SL: I would. I'd like them to understand that it's a continent that you should never write off, as difficult as the problems are. It remains a continent of hope, and when people ask me what sustains me — presuming I see a lot that is pretty grim, and I do — what sustains me is the strength at the grassroots, the strength primarily of women of the continent. They are so determined to overcome adversity. Nothing stops them.

And even in the most horrendous of circumstances, like the rapes in the Congo, spending time with the women who have been raped and who have had their reproductive tracts restored through surgery, even those women are incredibly strong and determined to protect other women and ensure it doesn't happen to others, to break through the male predatory sexual behaviour. There's just so much sophistication and so much warmth and generosity of spirit that is hard to convey.

What one hears and reads of Africa is so negative in so many instances and yet even in the negative moments there is great strength.

Pique: Having checked your schedule, I know that before coming here you will be speaking in Winnipeg and then you are going on to Delhi.

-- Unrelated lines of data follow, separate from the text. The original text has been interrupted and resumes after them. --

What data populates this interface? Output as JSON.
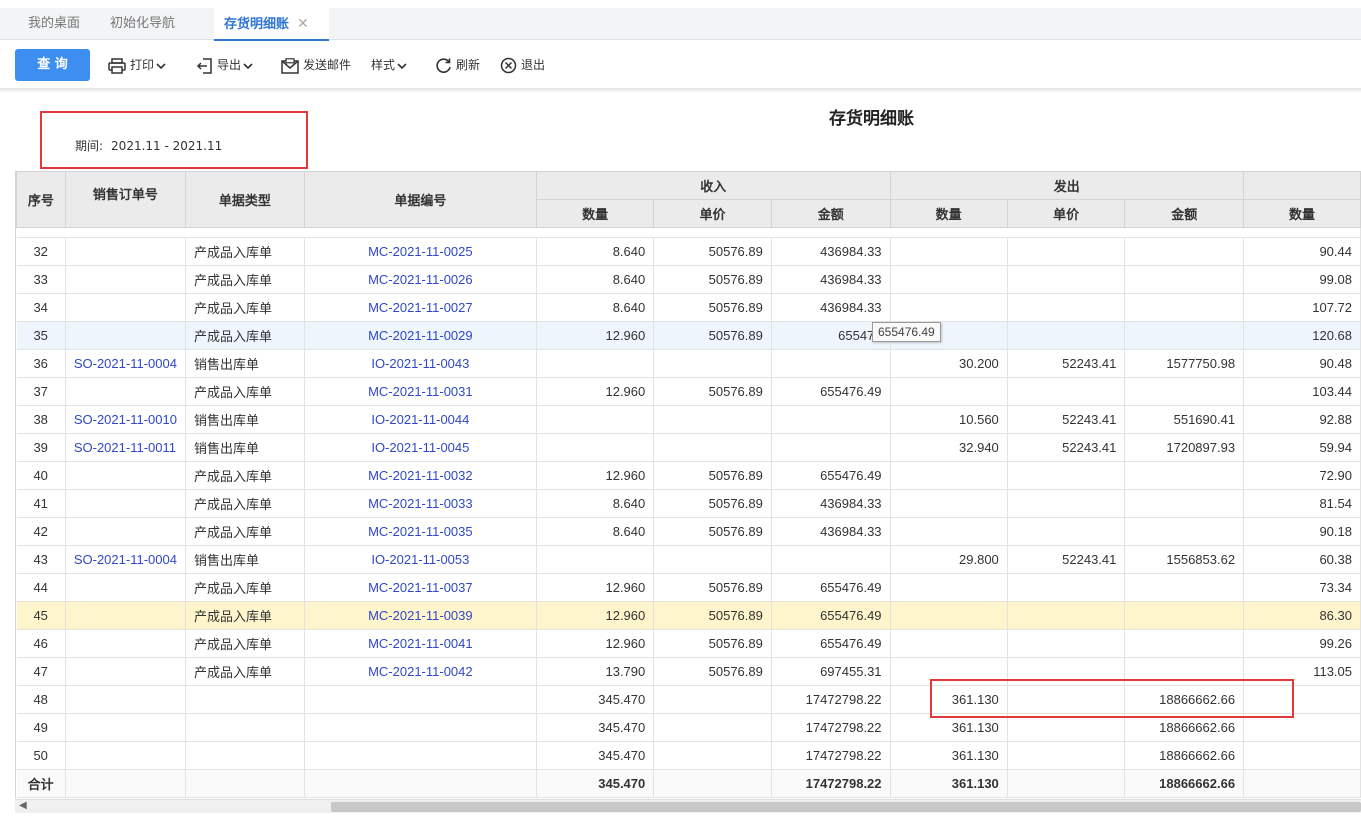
{
  "tabs": [
    {
      "label": "我的桌面"
    },
    {
      "label": "初始化导航"
    },
    {
      "label": "存货明细账"
    }
  ],
  "tab_close_glyph": "✕",
  "toolbar": {
    "query": "查 询",
    "print": "打印",
    "export": "导出",
    "email": "发送邮件",
    "style": "样式",
    "refresh": "刷新",
    "exit": "退出"
  },
  "report": {
    "title": "存货明细账",
    "period_label": "期间:",
    "period_value": "2021.11 - 2021.11"
  },
  "columns": {
    "seq": "序号",
    "order": "销售订单号",
    "type": "单据类型",
    "docno": "单据编号",
    "in_group": "收入",
    "out_group": "发出",
    "qty": "数量",
    "price": "单价",
    "amount": "金额"
  },
  "rows": [
    {
      "seq": "32",
      "order": "",
      "type": "产成品入库单",
      "docno": "MC-2021-11-0025",
      "in_qty": "8.640",
      "in_price": "50576.89",
      "in_amt": "436984.33",
      "out_qty": "",
      "out_price": "",
      "out_amt": "",
      "bal_qty": "90.44"
    },
    {
      "seq": "33",
      "order": "",
      "type": "产成品入库单",
      "docno": "MC-2021-11-0026",
      "in_qty": "8.640",
      "in_price": "50576.89",
      "in_amt": "436984.33",
      "out_qty": "",
      "out_price": "",
      "out_amt": "",
      "bal_qty": "99.08"
    },
    {
      "seq": "34",
      "order": "",
      "type": "产成品入库单",
      "docno": "MC-2021-11-0027",
      "in_qty": "8.640",
      "in_price": "50576.89",
      "in_amt": "436984.33",
      "out_qty": "",
      "out_price": "",
      "out_amt": "",
      "bal_qty": "107.72"
    },
    {
      "seq": "35",
      "order": "",
      "type": "产成品入库单",
      "docno": "MC-2021-11-0029",
      "in_qty": "12.960",
      "in_price": "50576.89",
      "in_amt": "655476",
      "out_qty": "",
      "out_price": "",
      "out_amt": "",
      "bal_qty": "120.68"
    },
    {
      "seq": "36",
      "order": "SO-2021-11-0004",
      "type": "销售出库单",
      "docno": "IO-2021-11-0043",
      "in_qty": "",
      "in_price": "",
      "in_amt": "",
      "out_qty": "30.200",
      "out_price": "52243.41",
      "out_amt": "1577750.98",
      "bal_qty": "90.48"
    },
    {
      "seq": "37",
      "order": "",
      "type": "产成品入库单",
      "docno": "MC-2021-11-0031",
      "in_qty": "12.960",
      "in_price": "50576.89",
      "in_amt": "655476.49",
      "out_qty": "",
      "out_price": "",
      "out_amt": "",
      "bal_qty": "103.44"
    },
    {
      "seq": "38",
      "order": "SO-2021-11-0010",
      "type": "销售出库单",
      "docno": "IO-2021-11-0044",
      "in_qty": "",
      "in_price": "",
      "in_amt": "",
      "out_qty": "10.560",
      "out_price": "52243.41",
      "out_amt": "551690.41",
      "bal_qty": "92.88"
    },
    {
      "seq": "39",
      "order": "SO-2021-11-0011",
      "type": "销售出库单",
      "docno": "IO-2021-11-0045",
      "in_qty": "",
      "in_price": "",
      "in_amt": "",
      "out_qty": "32.940",
      "out_price": "52243.41",
      "out_amt": "1720897.93",
      "bal_qty": "59.94"
    },
    {
      "seq": "40",
      "order": "",
      "type": "产成品入库单",
      "docno": "MC-2021-11-0032",
      "in_qty": "12.960",
      "in_price": "50576.89",
      "in_amt": "655476.49",
      "out_qty": "",
      "out_price": "",
      "out_amt": "",
      "bal_qty": "72.90"
    },
    {
      "seq": "41",
      "order": "",
      "type": "产成品入库单",
      "docno": "MC-2021-11-0033",
      "in_qty": "8.640",
      "in_price": "50576.89",
      "in_amt": "436984.33",
      "out_qty": "",
      "out_price": "",
      "out_amt": "",
      "bal_qty": "81.54"
    },
    {
      "seq": "42",
      "order": "",
      "type": "产成品入库单",
      "docno": "MC-2021-11-0035",
      "in_qty": "8.640",
      "in_price": "50576.89",
      "in_amt": "436984.33",
      "out_qty": "",
      "out_price": "",
      "out_amt": "",
      "bal_qty": "90.18"
    },
    {
      "seq": "43",
      "order": "SO-2021-11-0004",
      "type": "销售出库单",
      "docno": "IO-2021-11-0053",
      "in_qty": "",
      "in_price": "",
      "in_amt": "",
      "out_qty": "29.800",
      "out_price": "52243.41",
      "out_amt": "1556853.62",
      "bal_qty": "60.38"
    },
    {
      "seq": "44",
      "order": "",
      "type": "产成品入库单",
      "docno": "MC-2021-11-0037",
      "in_qty": "12.960",
      "in_price": "50576.89",
      "in_amt": "655476.49",
      "out_qty": "",
      "out_price": "",
      "out_amt": "",
      "bal_qty": "73.34"
    },
    {
      "seq": "45",
      "order": "",
      "type": "产成品入库单",
      "docno": "MC-2021-11-0039",
      "in_qty": "12.960",
      "in_price": "50576.89",
      "in_amt": "655476.49",
      "out_qty": "",
      "out_price": "",
      "out_amt": "",
      "bal_qty": "86.30"
    },
    {
      "seq": "46",
      "order": "",
      "type": "产成品入库单",
      "docno": "MC-2021-11-0041",
      "in_qty": "12.960",
      "in_price": "50576.89",
      "in_amt": "655476.49",
      "out_qty": "",
      "out_price": "",
      "out_amt": "",
      "bal_qty": "99.26"
    },
    {
      "seq": "47",
      "order": "",
      "type": "产成品入库单",
      "docno": "MC-2021-11-0042",
      "in_qty": "13.790",
      "in_price": "50576.89",
      "in_amt": "697455.31",
      "out_qty": "",
      "out_price": "",
      "out_amt": "",
      "bal_qty": "113.05"
    },
    {
      "seq": "48",
      "order": "",
      "type": "",
      "docno": "",
      "in_qty": "345.470",
      "in_price": "",
      "in_amt": "17472798.22",
      "out_qty": "361.130",
      "out_price": "",
      "out_amt": "18866662.66",
      "bal_qty": ""
    },
    {
      "seq": "49",
      "order": "",
      "type": "",
      "docno": "",
      "in_qty": "345.470",
      "in_price": "",
      "in_amt": "17472798.22",
      "out_qty": "361.130",
      "out_price": "",
      "out_amt": "18866662.66",
      "bal_qty": ""
    },
    {
      "seq": "50",
      "order": "",
      "type": "",
      "docno": "",
      "in_qty": "345.470",
      "in_price": "",
      "in_amt": "17472798.22",
      "out_qty": "361.130",
      "out_price": "",
      "out_amt": "18866662.66",
      "bal_qty": ""
    }
  ],
  "hover_row": "35",
  "selected_row": "45",
  "tooltip": "655476.49",
  "totals": {
    "label": "合计",
    "in_qty": "345.470",
    "in_amt": "17472798.22",
    "out_qty": "361.130",
    "out_amt": "18866662.66"
  },
  "colors": {
    "accent": "#3d8ef0",
    "link": "#2f48c8",
    "highlight_box": "#e2393b",
    "selected_row": "#fff5cc",
    "hover_row": "#eef5fd"
  }
}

Are there any threads that you see binding these three places together?

SL: In Winnipeg I will be speaking at the university and obviously, in Squamish, I will be speaking to gender equality as well, and the reason for my trip to India is to visit sites of sex work and sex trafficking. I'm going with a small group and one of the members is Gloria Steinem and I am looking forward to it. We're friends and it will be great to travel there with her for it.

We're going under the auspices of a foundation that cares greatly about international sex trafficking called the NoVo Foundation out of New York. They care deeply about these issues and they've arranged for a small group of people to visit the sites and understand more fully what is happening and then talk about it afterwards.

A slight digression — I've spent the last year and a half as a member of the Commission on HIV and the Law. It's a 15-member commission of people from around the world who have some knowledge of the subject matter... I feel a little eclipsed by most of them, but it's a very impressive commission created by the United Nations Development Program. It's an independent commission and has a technical advisory group of 25 remarkable and learned people.

We've been dealing with key populations like men who have sex with men, sex workers, injecting drug users, prison populations, migrant populations, and women, children and intellectual property rights because there's a way it can impinge on access to medicines.

So I've been dealing with the last year and a half in issues related to sex workers.

I'm just very appreciative that now, when it's alive in my mind, I can go to India and see what is on the ground, which gives a completely new perspective.

Pique: It sounds like you are keeping up your relationship with the UN in many ways.

SL: Yes. Inevitably our paths continue to cross. From time to time I speak at UN meetings, the human rights council, that kind of thing.